Cianci was forced from office twice by felony convictions. The first time was in 1984, after he pleaded no contest to assault after using a fireplace log and a lit cigarette on a man he believed was having a relationship with his ex-wife.
The second time was in 2002, when he was indicted on 27 charges of bribery, extortion and mail fraud. He was convicted of just one -- racketeering conspiracy -- but that was enough to send him to federal prison for nearly five years.
After each conviction, Cianci spent several years as a popular, often caustic, radio talk-show host. He announced his latest candidacy in June on his talk-radio show.
Elorza, son of Guatemalan immigrants, is a Harvard-trained lawyer and law professor who served as a Housing Court judge before announcing his candidacy.
Harrop, a psychiatrist, is making his third run for mayor.
Cianci’s entry into the race delighted his core of long-time supporters, who say he’s learned from his mistakes and is the most qualified candidate to solve the city’s perennial financial problems and curb crime, especially following a recent spurt of shootings and stabbings.

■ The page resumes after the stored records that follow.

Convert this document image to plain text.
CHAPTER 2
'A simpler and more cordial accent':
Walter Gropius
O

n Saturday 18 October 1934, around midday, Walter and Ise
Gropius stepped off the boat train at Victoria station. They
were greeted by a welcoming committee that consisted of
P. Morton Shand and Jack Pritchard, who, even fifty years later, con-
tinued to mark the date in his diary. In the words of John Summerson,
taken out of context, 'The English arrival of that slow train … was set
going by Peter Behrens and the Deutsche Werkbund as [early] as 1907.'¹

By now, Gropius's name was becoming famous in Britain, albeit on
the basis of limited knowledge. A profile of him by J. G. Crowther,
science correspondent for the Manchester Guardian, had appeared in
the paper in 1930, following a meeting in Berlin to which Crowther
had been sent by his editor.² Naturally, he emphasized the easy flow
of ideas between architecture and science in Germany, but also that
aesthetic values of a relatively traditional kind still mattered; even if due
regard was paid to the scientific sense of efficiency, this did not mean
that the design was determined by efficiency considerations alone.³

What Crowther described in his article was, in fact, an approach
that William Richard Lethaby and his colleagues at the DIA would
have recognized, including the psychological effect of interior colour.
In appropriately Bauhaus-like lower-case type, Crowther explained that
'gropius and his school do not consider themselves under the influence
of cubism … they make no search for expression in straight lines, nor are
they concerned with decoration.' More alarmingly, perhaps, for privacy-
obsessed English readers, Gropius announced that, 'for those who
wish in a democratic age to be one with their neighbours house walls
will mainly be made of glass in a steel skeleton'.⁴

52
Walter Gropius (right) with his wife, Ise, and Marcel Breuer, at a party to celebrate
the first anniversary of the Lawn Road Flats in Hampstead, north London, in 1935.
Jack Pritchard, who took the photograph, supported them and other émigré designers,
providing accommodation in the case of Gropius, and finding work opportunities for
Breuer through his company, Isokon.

But long-time critics were appalled that Cianci entered the race, saying the city would be a national laughing stock if a "twice-convicted felon" -- a phrase that finds its way into every news story and editorial -- regains the mayor’s seat. And they warn of a return to the corruption that pervaded Cianci’s years in office.
The most recent public poll, conducted by The Providence Journal and WPRI-12 TV, found that Cianci led the field with 38.0 percent of those responding, followed by Elorza, at 32.4, and Harrop, at 5.8.
The poll also found that nearly 64 percent said that Cianci’s criminal record was "very" or "somewhat" important to them in deciding for whom to vote.
PolitiFact Rhode Island has published five fact-checks on claims Cianci has made, including three since he declared his candidacy.
We issued False rulings on his claim that the Providence pension system was 100-percent funded in his last two years in office, and on his assertion that Elorza "wants to impose a municipal income tax."
We ruled Half True on his claim that the city had a $7-million surplus when he left office, but six years later faced a $110-million deficit.
Elorza has faced the Truth-o-Meter once so far, earning a False ruling for his 2011 claim -- long before he became a candidate for mayor -- that Rhode Island has "roughly 15,000 undocumented immigrants." (We will publish a second ruling on an Elorza claim this week.)
And we’ve checked one of Harrop’s claims to date, ruling Mostly True on his December statement that the city’s pension fund needed $1.2 billion to be properly funded, but had only "a quarter-billion dollars."